The care of the diabetic patient represents a challenge to the health care professional. Considerable time and effort are invested in providing resources to the patient in the hope that there will be sufficient interest and awareness of the disease, resulting in increased motivation and compliance. It is ultimately expected that improved diabetes care will enhance the sense of well-being and reduce the risk of developing complications. Comprehensive health care today often involves a dietician and educator in addition to the physician. The multidisciplinary approach frequently provides the opportunity for individual and family counseling as well. Even when it does, the primary provider needs to be aware of the psychodynamics surrounding health care delivery. This aspect of patient care is so vital and yet is so frequently neglected.

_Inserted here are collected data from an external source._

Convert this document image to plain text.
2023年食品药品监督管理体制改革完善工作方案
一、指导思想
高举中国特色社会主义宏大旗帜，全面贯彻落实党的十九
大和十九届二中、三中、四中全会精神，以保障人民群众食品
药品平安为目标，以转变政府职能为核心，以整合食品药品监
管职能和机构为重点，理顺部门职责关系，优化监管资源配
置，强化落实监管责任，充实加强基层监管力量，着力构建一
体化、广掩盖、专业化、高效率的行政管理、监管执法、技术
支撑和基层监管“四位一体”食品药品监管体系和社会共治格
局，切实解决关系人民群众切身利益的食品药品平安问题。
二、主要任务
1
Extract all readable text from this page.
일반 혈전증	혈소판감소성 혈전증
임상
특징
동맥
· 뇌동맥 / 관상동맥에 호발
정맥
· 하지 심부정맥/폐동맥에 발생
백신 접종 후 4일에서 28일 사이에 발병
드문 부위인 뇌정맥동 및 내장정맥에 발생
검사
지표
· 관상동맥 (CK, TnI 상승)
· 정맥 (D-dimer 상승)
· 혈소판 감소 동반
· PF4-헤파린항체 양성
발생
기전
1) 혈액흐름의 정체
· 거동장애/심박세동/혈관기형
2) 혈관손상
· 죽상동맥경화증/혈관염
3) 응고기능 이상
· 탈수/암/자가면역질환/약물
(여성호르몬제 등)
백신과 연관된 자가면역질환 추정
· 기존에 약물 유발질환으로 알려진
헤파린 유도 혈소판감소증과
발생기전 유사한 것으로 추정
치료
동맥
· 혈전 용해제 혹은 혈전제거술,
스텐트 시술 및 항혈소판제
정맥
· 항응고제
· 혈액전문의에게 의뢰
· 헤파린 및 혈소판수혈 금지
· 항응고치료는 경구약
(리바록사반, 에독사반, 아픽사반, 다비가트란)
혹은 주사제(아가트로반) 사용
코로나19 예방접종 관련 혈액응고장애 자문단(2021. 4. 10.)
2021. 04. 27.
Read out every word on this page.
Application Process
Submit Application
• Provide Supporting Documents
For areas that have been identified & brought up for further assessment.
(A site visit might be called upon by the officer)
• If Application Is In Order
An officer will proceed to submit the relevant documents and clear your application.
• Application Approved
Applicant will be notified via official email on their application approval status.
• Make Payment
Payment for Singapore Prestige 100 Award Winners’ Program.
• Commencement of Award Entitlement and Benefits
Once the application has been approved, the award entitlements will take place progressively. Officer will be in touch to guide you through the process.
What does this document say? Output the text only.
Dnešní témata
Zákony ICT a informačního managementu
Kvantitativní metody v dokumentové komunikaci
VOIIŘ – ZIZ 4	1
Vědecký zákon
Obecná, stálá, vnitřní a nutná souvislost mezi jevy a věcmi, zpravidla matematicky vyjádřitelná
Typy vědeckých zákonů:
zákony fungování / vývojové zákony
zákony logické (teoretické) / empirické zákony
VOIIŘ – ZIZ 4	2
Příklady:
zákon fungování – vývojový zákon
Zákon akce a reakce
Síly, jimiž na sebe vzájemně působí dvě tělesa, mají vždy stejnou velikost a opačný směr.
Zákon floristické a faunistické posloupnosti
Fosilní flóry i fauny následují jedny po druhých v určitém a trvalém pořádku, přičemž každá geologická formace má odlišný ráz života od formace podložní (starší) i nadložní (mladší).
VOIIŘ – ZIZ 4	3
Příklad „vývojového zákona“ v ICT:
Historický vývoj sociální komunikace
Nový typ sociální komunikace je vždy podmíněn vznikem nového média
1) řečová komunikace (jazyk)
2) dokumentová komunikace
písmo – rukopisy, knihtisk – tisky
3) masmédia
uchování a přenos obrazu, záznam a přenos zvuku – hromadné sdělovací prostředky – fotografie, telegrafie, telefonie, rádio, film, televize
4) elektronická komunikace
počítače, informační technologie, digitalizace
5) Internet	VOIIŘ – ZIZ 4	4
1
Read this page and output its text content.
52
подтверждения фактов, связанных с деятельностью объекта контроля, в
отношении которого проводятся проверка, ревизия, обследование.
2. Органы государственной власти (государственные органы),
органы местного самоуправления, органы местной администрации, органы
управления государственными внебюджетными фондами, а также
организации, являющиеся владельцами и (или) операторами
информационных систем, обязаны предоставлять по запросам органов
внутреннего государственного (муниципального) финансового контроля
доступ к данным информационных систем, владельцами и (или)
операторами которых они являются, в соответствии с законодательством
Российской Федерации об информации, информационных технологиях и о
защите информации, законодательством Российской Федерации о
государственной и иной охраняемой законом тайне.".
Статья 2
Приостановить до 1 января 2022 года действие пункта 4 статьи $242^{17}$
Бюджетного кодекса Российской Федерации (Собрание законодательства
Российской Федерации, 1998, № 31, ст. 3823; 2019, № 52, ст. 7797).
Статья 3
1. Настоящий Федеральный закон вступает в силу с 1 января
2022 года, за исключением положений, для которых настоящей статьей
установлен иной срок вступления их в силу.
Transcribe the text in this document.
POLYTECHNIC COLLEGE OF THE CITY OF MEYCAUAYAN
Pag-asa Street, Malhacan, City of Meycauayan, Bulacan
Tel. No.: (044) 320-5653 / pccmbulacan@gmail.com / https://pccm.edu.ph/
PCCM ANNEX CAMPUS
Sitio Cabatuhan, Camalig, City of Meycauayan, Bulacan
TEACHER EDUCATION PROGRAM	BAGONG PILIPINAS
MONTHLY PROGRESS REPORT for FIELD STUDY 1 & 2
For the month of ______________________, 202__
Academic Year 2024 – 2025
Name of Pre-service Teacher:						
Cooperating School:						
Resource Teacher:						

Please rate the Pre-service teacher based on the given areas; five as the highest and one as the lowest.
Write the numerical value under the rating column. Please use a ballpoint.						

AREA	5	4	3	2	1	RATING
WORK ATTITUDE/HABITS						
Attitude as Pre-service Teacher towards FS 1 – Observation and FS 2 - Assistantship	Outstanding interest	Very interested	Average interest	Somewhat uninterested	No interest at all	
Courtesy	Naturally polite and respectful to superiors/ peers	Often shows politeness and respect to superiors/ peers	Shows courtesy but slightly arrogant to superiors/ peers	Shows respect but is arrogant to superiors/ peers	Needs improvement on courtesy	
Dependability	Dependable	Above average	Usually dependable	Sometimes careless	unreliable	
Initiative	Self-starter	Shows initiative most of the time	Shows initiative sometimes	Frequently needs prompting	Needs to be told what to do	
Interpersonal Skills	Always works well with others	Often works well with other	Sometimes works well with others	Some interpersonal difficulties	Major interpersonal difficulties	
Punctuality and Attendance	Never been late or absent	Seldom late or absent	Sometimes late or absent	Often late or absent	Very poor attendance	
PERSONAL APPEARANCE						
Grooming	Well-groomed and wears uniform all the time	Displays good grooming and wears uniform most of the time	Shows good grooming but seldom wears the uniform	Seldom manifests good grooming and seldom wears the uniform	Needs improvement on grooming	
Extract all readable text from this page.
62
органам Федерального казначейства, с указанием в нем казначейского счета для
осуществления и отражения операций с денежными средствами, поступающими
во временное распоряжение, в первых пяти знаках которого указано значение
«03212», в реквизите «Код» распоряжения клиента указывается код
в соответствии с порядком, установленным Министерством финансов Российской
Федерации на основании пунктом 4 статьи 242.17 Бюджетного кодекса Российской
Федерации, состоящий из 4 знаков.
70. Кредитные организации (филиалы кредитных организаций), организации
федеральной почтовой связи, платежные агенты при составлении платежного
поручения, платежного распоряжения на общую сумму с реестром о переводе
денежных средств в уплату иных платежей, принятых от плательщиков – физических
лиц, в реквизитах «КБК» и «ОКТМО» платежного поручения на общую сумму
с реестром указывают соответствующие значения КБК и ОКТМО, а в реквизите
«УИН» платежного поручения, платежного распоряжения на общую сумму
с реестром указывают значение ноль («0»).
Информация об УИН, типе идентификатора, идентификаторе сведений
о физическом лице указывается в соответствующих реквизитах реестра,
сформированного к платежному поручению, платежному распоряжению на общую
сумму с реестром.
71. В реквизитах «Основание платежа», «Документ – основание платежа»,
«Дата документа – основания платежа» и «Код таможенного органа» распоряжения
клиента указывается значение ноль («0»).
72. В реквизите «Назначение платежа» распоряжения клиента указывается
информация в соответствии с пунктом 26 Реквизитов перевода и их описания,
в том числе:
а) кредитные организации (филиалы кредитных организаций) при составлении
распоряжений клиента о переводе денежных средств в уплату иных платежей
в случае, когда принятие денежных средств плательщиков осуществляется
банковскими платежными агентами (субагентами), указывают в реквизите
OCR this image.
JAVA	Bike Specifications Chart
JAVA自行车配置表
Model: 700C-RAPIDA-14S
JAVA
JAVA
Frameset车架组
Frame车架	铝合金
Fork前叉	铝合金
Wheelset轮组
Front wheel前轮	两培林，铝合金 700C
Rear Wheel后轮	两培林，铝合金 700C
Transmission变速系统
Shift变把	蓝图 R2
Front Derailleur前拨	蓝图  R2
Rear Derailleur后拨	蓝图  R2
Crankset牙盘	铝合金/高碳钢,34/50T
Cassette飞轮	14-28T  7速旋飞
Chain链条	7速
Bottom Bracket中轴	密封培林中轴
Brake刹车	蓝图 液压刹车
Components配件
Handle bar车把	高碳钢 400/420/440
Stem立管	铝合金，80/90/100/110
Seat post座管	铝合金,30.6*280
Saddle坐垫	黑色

Although many patients will do well in the course of their adaptation to and psychologic integration of diabetes, there are some individuals who will find this process difficult. It is with these individuals that this paper is principally concerned. Our goal as care providers is to be sensitive to and aware of those individuals who appear to resist the best efforts on their behalves. Rather than considering these individuals as delinquent or beyond hope, they too may be helped if we approach their underlying needs and fears with empathy and compassion. This approach will over time provide an opportunity to dispel myths or illusions that the patient or care provider may harbor and can engender a more productive and fruitful interaction.